Many people were injured and, with others still missing, Guatemalan authorities fear the death toll may rise further as the aftermath from the sudden eruption becomes clear. More than 3,200 people have evacuated the area.
“It is too early to know the full extent of the damage,” President Jimmy Morales said in a statement posted to Facebook. And, as rescue workers sought survivors in the pale gray just miles from his presidential palace in the capital, Morales added that it is a time for Guatemalans to come together in “unity, prayer and solidarity.”
He has declared three national days of mourning.
Guatemala’s national disaster response agency, CONRED, said overnight that the eruption lasted more than 16 hours before finally quieting. The agency described the substance ejected by the volcano as a pyroclastic flow — defined by the U.S. Geological Survey as “a high-density mix of hot lava blocks, pumice, ash and volcanic gas.

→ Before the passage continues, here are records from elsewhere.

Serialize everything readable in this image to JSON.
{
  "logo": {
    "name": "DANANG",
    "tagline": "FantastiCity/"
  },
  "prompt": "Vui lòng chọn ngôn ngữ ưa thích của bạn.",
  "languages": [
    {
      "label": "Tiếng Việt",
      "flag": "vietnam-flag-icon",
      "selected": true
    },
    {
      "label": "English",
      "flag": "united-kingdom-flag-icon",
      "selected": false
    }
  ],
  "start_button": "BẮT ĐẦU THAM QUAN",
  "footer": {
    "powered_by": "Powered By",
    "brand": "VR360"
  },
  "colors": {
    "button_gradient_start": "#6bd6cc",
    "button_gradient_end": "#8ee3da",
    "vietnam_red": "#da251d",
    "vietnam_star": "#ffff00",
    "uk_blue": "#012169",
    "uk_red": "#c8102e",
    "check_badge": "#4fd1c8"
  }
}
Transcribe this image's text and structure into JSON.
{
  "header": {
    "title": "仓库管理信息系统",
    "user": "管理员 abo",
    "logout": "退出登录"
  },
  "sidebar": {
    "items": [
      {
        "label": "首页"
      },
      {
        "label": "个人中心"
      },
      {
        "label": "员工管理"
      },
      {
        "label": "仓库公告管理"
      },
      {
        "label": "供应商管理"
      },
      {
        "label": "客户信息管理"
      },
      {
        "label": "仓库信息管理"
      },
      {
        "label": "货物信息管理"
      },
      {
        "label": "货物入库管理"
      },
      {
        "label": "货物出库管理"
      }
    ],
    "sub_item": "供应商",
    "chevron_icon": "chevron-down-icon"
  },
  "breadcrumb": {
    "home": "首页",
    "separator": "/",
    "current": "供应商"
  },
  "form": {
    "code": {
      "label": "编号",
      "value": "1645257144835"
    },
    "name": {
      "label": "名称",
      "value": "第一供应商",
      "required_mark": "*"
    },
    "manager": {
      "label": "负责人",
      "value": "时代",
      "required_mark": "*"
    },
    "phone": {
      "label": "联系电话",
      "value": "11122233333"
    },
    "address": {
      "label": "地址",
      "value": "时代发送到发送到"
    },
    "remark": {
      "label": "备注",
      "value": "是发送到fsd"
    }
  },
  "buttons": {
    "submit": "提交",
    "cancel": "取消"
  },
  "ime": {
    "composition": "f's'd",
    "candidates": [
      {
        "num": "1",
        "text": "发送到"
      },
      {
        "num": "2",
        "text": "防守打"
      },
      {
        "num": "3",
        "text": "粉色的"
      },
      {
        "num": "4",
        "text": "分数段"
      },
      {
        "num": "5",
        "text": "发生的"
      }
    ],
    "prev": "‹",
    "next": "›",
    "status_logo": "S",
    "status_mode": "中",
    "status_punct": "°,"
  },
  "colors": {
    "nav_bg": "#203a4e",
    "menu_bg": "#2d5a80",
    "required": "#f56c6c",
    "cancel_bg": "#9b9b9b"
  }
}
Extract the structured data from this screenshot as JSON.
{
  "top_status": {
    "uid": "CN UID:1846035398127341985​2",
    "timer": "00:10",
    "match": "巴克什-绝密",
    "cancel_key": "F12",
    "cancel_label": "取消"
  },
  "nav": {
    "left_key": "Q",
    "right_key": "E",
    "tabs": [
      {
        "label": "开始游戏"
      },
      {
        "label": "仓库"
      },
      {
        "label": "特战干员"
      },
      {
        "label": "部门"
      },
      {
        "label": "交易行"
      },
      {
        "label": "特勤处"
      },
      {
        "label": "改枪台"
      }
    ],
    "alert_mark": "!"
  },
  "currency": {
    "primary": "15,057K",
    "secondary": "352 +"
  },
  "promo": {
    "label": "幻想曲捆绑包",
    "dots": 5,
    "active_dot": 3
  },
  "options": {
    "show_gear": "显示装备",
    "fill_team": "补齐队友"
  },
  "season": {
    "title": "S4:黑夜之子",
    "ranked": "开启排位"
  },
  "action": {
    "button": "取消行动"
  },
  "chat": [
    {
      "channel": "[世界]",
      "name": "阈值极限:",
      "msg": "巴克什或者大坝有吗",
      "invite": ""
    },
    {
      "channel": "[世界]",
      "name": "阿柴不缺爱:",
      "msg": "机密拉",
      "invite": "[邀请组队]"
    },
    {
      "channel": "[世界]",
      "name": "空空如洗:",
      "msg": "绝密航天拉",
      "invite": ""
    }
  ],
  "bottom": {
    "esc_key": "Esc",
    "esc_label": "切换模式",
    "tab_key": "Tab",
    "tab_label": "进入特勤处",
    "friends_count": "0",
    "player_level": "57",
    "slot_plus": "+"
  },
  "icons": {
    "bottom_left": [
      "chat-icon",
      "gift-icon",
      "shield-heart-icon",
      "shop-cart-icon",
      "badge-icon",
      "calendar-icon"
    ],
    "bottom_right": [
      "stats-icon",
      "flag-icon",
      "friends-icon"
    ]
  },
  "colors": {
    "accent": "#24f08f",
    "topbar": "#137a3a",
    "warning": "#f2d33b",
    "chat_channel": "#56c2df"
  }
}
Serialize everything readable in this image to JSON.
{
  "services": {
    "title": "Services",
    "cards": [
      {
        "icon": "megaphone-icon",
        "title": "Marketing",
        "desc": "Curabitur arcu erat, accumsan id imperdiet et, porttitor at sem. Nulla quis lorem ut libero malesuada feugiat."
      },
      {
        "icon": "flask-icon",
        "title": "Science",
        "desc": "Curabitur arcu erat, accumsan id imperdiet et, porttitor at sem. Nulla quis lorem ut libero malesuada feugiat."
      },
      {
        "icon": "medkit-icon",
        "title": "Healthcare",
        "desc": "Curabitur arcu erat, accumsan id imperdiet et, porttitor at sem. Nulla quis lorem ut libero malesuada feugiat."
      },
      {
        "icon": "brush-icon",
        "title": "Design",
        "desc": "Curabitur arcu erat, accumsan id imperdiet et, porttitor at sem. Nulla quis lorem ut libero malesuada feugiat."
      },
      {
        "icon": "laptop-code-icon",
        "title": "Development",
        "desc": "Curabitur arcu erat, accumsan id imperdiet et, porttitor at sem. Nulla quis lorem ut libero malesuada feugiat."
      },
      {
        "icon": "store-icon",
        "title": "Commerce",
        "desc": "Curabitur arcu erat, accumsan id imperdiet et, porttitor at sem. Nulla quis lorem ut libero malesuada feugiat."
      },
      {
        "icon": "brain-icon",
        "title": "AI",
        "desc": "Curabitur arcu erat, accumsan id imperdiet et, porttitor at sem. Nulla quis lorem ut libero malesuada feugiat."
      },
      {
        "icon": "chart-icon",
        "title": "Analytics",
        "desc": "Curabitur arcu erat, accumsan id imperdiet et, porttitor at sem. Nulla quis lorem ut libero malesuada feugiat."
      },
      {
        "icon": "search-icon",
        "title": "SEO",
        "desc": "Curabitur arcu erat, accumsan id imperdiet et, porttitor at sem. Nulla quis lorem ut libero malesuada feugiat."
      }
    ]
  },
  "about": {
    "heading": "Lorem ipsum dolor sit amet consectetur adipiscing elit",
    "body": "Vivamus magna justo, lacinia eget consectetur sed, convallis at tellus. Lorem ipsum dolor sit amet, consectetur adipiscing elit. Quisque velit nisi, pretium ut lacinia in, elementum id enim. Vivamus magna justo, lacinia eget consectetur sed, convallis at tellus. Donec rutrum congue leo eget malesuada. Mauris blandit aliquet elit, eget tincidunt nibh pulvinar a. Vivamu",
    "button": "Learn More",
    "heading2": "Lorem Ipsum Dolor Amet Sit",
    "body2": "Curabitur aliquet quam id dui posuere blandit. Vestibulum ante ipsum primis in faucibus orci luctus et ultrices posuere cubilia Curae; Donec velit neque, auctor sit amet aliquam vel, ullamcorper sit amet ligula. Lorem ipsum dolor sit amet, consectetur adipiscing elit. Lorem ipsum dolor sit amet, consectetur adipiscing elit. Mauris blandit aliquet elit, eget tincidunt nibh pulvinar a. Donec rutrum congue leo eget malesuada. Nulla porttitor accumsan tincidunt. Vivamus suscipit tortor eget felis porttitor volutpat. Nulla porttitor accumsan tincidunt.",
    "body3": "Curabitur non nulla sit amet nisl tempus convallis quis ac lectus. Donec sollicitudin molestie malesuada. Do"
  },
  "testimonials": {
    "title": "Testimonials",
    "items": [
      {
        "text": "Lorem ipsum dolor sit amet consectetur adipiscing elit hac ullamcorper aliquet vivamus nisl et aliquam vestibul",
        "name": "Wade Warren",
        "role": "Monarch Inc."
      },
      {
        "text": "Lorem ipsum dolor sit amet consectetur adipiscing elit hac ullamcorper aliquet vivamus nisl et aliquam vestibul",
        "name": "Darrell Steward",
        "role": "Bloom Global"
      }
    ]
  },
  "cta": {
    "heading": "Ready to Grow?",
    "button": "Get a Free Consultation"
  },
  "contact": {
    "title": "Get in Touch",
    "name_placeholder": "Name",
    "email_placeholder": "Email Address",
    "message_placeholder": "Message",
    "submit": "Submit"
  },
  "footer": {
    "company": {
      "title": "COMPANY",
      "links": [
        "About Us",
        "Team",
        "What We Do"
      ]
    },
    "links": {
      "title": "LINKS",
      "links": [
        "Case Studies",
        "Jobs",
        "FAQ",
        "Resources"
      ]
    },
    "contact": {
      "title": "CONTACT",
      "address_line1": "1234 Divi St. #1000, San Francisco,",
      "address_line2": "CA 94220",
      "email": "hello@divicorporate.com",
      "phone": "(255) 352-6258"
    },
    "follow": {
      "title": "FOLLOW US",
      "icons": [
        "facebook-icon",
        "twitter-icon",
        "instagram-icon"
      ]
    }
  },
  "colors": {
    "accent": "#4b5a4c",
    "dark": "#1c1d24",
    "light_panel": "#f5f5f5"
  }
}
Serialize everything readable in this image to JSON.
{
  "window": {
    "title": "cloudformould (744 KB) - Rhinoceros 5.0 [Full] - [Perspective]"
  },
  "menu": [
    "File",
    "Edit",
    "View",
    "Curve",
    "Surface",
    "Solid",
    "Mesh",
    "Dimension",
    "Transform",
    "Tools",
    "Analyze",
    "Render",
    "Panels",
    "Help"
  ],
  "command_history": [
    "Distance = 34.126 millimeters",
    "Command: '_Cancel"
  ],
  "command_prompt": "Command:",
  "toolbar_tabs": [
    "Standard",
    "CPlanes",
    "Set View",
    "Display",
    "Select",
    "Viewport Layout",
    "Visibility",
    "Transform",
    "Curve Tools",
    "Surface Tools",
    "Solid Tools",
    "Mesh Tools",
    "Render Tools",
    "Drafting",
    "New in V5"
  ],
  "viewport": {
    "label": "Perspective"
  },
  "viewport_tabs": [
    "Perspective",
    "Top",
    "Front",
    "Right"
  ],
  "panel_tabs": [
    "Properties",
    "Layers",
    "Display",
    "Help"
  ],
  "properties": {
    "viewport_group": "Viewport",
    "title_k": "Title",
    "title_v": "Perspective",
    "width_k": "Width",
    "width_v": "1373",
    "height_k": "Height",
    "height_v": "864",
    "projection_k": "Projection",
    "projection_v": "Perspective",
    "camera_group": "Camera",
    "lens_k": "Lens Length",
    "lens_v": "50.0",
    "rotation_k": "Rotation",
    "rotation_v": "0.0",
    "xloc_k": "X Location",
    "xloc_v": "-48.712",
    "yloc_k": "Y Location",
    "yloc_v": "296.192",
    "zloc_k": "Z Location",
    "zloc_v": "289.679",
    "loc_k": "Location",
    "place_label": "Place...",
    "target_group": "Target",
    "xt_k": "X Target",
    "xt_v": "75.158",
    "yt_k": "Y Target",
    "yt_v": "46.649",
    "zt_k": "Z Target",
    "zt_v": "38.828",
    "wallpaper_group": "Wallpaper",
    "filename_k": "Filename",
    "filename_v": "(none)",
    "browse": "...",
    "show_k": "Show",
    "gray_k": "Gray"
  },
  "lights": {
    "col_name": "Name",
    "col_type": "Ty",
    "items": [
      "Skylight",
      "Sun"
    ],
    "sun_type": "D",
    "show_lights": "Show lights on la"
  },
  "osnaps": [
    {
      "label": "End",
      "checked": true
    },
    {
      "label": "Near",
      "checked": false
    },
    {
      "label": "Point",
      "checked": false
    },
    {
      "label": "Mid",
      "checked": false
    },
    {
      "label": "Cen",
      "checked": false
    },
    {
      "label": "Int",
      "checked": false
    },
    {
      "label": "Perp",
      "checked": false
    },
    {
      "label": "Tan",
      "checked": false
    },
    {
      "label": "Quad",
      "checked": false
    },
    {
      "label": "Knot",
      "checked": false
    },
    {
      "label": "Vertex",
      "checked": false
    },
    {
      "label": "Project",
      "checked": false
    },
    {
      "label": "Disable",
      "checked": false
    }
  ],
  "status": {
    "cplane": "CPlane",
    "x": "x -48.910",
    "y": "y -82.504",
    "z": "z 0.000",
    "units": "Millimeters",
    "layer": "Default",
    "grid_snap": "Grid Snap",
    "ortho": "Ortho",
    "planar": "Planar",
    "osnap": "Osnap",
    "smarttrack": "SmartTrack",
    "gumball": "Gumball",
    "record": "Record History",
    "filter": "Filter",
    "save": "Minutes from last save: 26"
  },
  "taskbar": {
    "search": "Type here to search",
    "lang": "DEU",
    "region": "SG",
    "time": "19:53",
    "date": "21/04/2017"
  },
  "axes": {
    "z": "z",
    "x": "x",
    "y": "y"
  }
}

The USGS notes that pyroclastic flows can reach temperatures of up to 1,300 degrees Fahrenheit and reach speeds of more than 50 mph, giving them the ability to “knock down, shatter, bury or carry away nearly all objects and structures in their path.”
“It’s a river of lava that overflowed its banks and affected the El Rodeo village. There are injured, burned and dead people,” CONRED General Secretary Sergio Cabañas said on radio.
Eddy Sánchez of the country’s National Institute of Seismology, Volcanology, Meteorology and Hydrology told the newspaper Diario de Centro América that thick black smoke and ash also fell for miles around the volcano — including in San Lucas, Antigua Guatemala, Alotenango, Chimaltenango and Zaragoza.
Most of the victims reported initially were from the village of El Rodeo, according to Guatemala’s El Periódico newspaper.
“The only thing we could do was run with my family and we left our possessions in the house,” El Rodeo resident Efrain Gonzalez told the BBC. “Now that all the danger has passed, I came to see how our house was — everything is a disaster.”
Not everyone was so lucky. Pyroclastic flows move quickly, and in Fuego’s case, the fiery rivers loosed by Fuego surprised many victims with their speed.
“Not everybody could escape,” said another El Rodeo resident, Consuelo Hernández, according to El Periódico. She spoke to a TV crew as she walked down road loud with sirens, dazed and as layered in ash as the busy roadway she was crossing. “I think they were buried.”